The big picture: Whatever context you try to put this in, it is a catastrophe of historic proportions — and is yet another reminder of America's horrific failure to contain the virus.
- The coronavirus has killed a bigger share of the American population than it has in almost any other wealthy country.
- The death toll here is equivalent to roughly 65 Sept. 11 attacks. Three times more Americans have died from COVID than died in the Vietnam war — in only a fraction of the time.
This crisis has hit people of color especially hard.
- Black and Latino Americans are dying at about three times the rate of white Americans.
- They have also suffered far more from the economic fallout, which has fallen largely on lower-wage, service-industry workers.
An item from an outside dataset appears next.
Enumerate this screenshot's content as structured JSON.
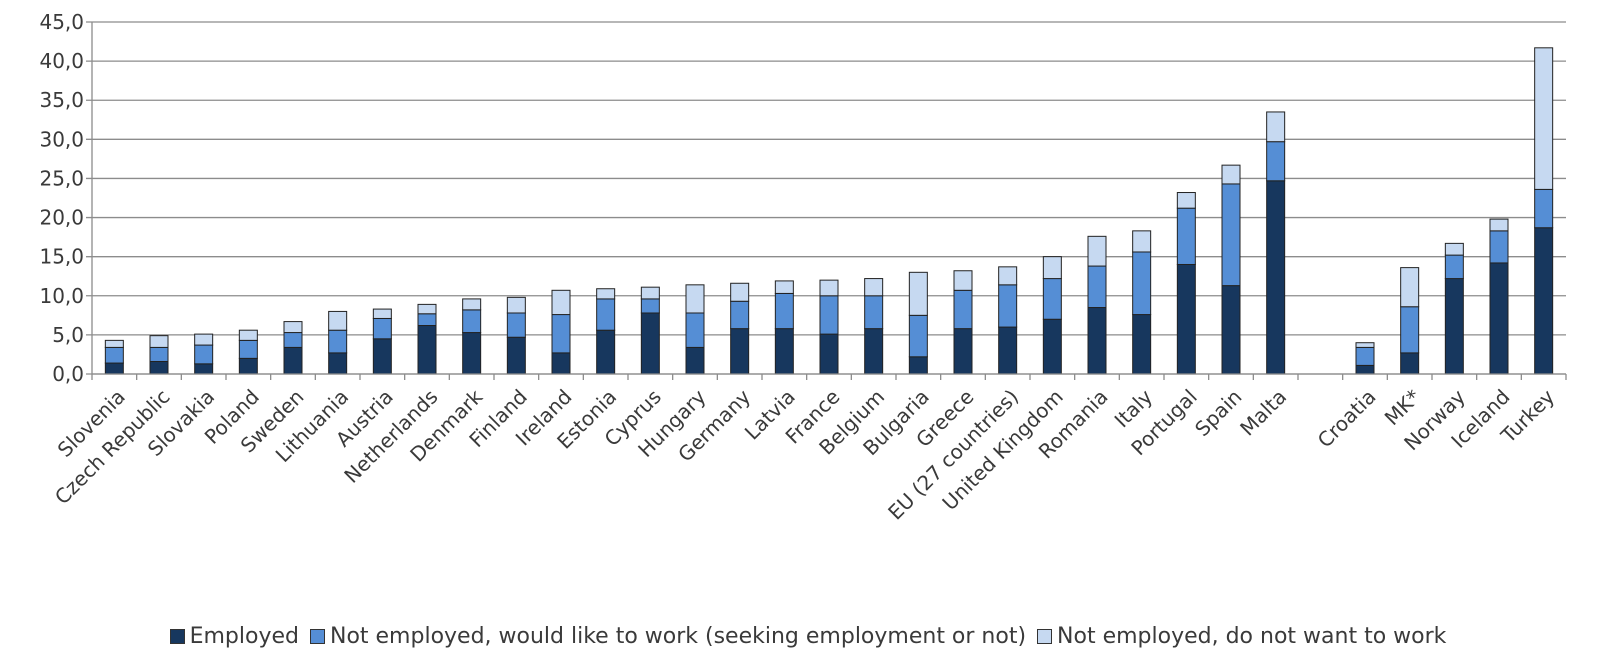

And deaths keep coming — we’re averaging roughly 830 per day — even as the country increasingly sees the pandemic as background noise, as live sports resume and schools reopen and interest in news about the pandemic wanes.
Between the lines: The percentage of infected people who ultimately die from the coronavirus is lower now than it was in the outbreak’s earliest months, partly because doctors have gotten better at treating the virus and partly because outbreaks are now occurring within younger and lower-risk groups.
- Overall cases are on a downward trajectory right now, following an enormous spike over the summer.
- But the U.S. has never managed to get the virus firmly under control. Cases and deaths could get worse again as the weather gets colder and people move indoors, and the onset of flu season could make treatment more difficult.